Yesterday, we ran a tech design session for a funded scale-up.
But before diving into architecture, APIs, or future-state diagrams—we did something different.
We started with psychoanalysis. Not therapy. Just a one-hour profiling of each team member’s natural strengths, workstyle, and decision-making approach.
The concept is to analyse the team’s strengths and psychological make-up before attending to the technical design.
What we uncovered in that hour changed the entire tone of the session.
What We Learned in 60 Minutes
With a quick diagnostic, we revealed three powerful traits within the leadership team:
- 🧐 Analysis paralysis – A tendency to overthink or hesitate in moments of ambiguity
- 🤲 Hands-on leadership – They lead by doing, not by directing from afar
- 🤼 Polarised risk profiles – Half the team were bold risk-takers; the other half, deliberate risk mitigators
That last point introduced an obvious tension: when some want to move fast and break things, while others want to assess, contain, and plan—friction is inevitable.
But friction isn’t failure. It’s fuel—if we know how to use it.
From Awareness to Alignment
We then shifted into the tech design session. As expected, the group moved from reflection into action—and we saw their behavioural styles play out in real time.
The CEO, a quick-start, future-focused thinker, proposed a bold solution to a core platform challenge.
It made intuitive sense to him. He could see the downstream value clearly.
But for the more data-driven CxOs—those wired for risk mitigation—the connection between the proposed solution and the business case wasn’t immediately clear.
The moment of tension wasn’t about disagreement. It was about wiring.
And instead of brushing past it, the team paused.
We revisited the earlier insights and acknowledged:
- The CEO wasn’t being reckless or egotistical—he was expressing his natural strength
- The other CxOs weren’t being obstructionist—they were protecting the downside
That simple moment of awareness? It shifted the tone completely.
Why Internal Pitching Is Harder Than Investor Pitching
We often think of “pitching” as something we do to boards, buyers, or investors.
But the hardest pitch—the one we rarely prepare for—is the one inside our own leadership team.

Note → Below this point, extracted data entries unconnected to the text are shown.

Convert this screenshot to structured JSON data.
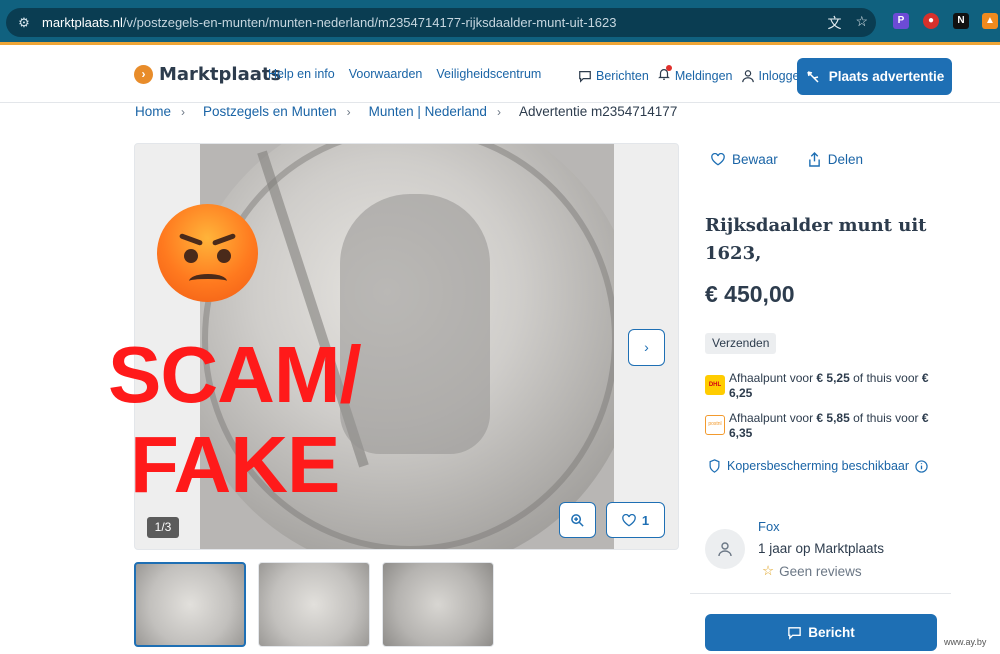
{
  "browser": {
    "url_host": "marktplaats.nl",
    "url_path": "/v/postzegels-en-munten/munten-nederland/m2354714177-rijksdaalder-munt-uit-1623",
    "icons": [
      "tune-icon",
      "translate-icon",
      "star-icon"
    ],
    "extensions": [
      "pdf-extension-icon",
      "tomato-extension-icon",
      "notion-extension-icon",
      "avast-extension-icon"
    ],
    "accent_color": "#eea536",
    "bar_color": "#10617f"
  },
  "header": {
    "logo_text": "Marktplaats",
    "nav": [
      "Help en info",
      "Voorwaarden",
      "Veiligheidscentrum"
    ],
    "messages_label": "Berichten",
    "notifications_label": "Meldingen",
    "login_label": "Inloggen",
    "place_ad_label": "Plaats advertentie",
    "brand_color": "#1e6fb4"
  },
  "breadcrumb": {
    "home": "Home",
    "category": "Postzegels en Munten",
    "subcategory": "Munten | Nederland",
    "current": "Advertentie m2354714177"
  },
  "gallery": {
    "counter": "1/3",
    "likes": "1",
    "overlay_line1": "SCAM/",
    "overlay_line2": "FAKE",
    "overlay_color": "#ff1a1a"
  },
  "listing": {
    "save_label": "Bewaar",
    "share_label": "Delen",
    "title": "Rijksdaalder munt uit 1623,",
    "price": "€ 450,00",
    "shipping_badge": "Verzenden",
    "dhl_text_a": "Afhaalpunt voor ",
    "dhl_price_a": "€ 5,25",
    "dhl_text_b": " of thuis voor ",
    "dhl_price_b": "€ 6,25",
    "postnl_text_a": "Afhaalpunt voor ",
    "postnl_price_a": "€ 5,85",
    "postnl_text_b": " of thuis voor ",
    "postnl_price_b": "€ 6,35",
    "dhl_logo": "DHL",
    "postnl_logo": "postnl",
    "protection_label": "Kopersbescherming beschikbaar"
  },
  "seller": {
    "name": "Fox",
    "since": "1 jaar op Marktplaats",
    "reviews": "Geen reviews",
    "message_button": "Bericht"
  },
  "watermark": "www.ay.by"
}
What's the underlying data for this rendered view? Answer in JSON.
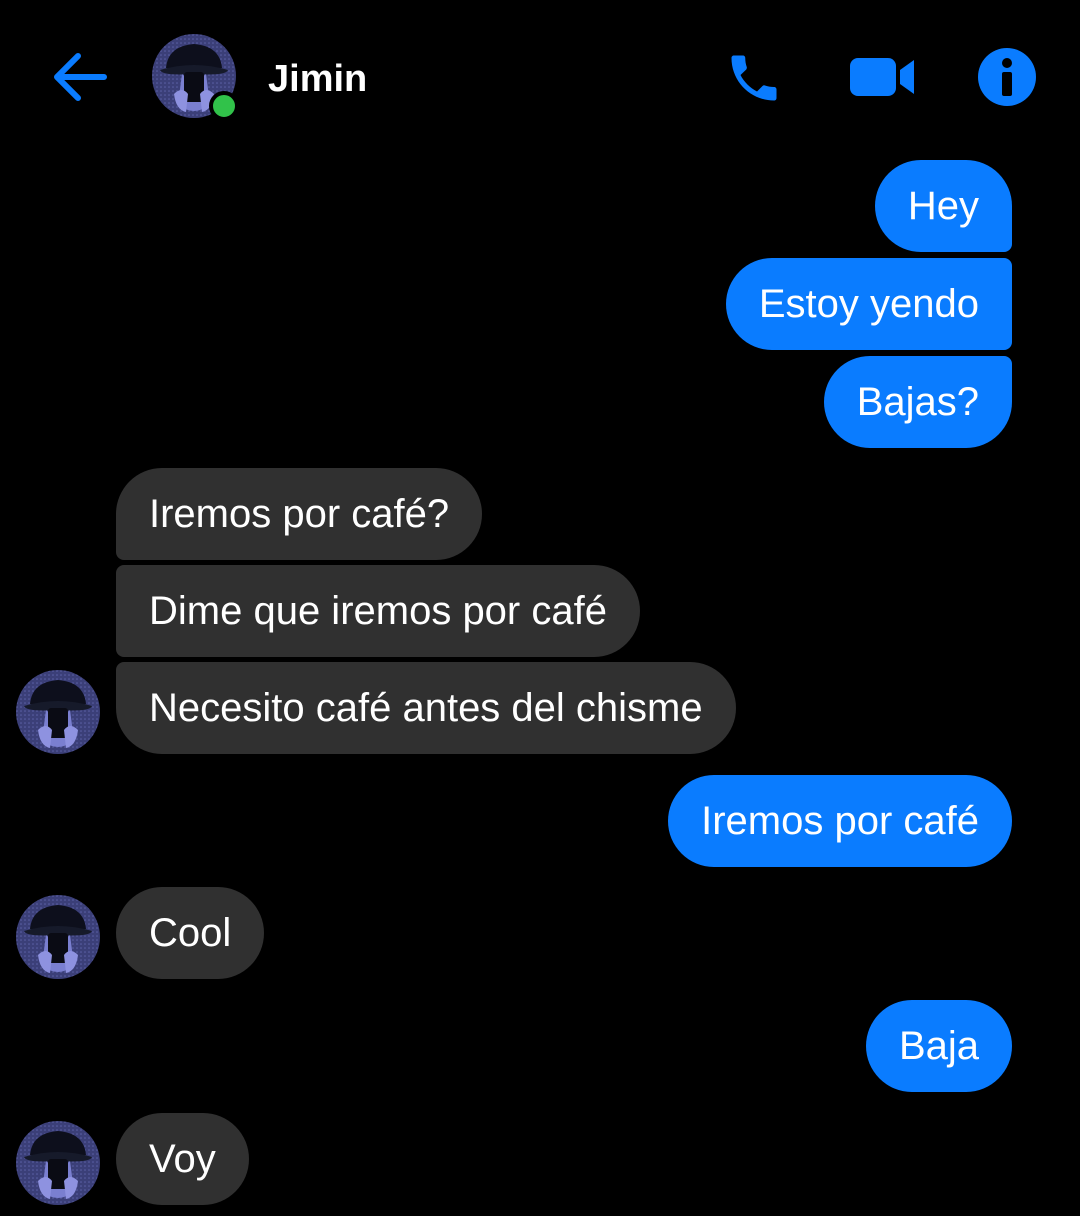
{
  "header": {
    "contact_name": "Jimin",
    "online": true,
    "accent_color": "#0a7cff",
    "online_color": "#31c24a",
    "icons": [
      "back-arrow-icon",
      "phone-icon",
      "video-camera-icon",
      "info-icon"
    ]
  },
  "messages": [
    {
      "sender": "me",
      "text": "Hey"
    },
    {
      "sender": "me",
      "text": "Estoy yendo"
    },
    {
      "sender": "me",
      "text": "Bajas?"
    },
    {
      "sender": "contact",
      "text": "Iremos por café?"
    },
    {
      "sender": "contact",
      "text": "Dime que iremos por café"
    },
    {
      "sender": "contact",
      "text": "Necesito café antes del chisme"
    },
    {
      "sender": "me",
      "text": "Iremos por café"
    },
    {
      "sender": "contact",
      "text": "Cool"
    },
    {
      "sender": "me",
      "text": "Baja"
    },
    {
      "sender": "contact",
      "text": "Voy"
    }
  ],
  "colors": {
    "outgoing_bubble": "#0a7cff",
    "incoming_bubble": "#303030",
    "background": "#000000"
  }
}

That’s because internal audiences aren’t judging your deck.
They’re filtering your ideas through years of shared history, opposing instincts, and different tolerances for risk.
What makes internal buy-in easier?
- Awareness of each other’s strengths
- Language for how we process risk
- Time to reframe the same vision in multiple ways
Which, in this case, took just one extra hour—and changed everything.
Final Thought: Teams Don’t Just Need Alignment on Strategy—They Need Alignment on How They Think
Design sessions often fail not because of poor ideas, but because of poor translation.
Your team may be smart, capable, and well-intentioned—but without a shared understanding of each other’s operating styles, even the best idea can die on the table.
We’ve seen it many times in tech due diligence.
Brilliant solutions rejected because of personality clashes, lack of trust, or misunderstanding.
But it doesn’t have to be this way.
One hour of self-awareness can unlock weeks of better collaboration.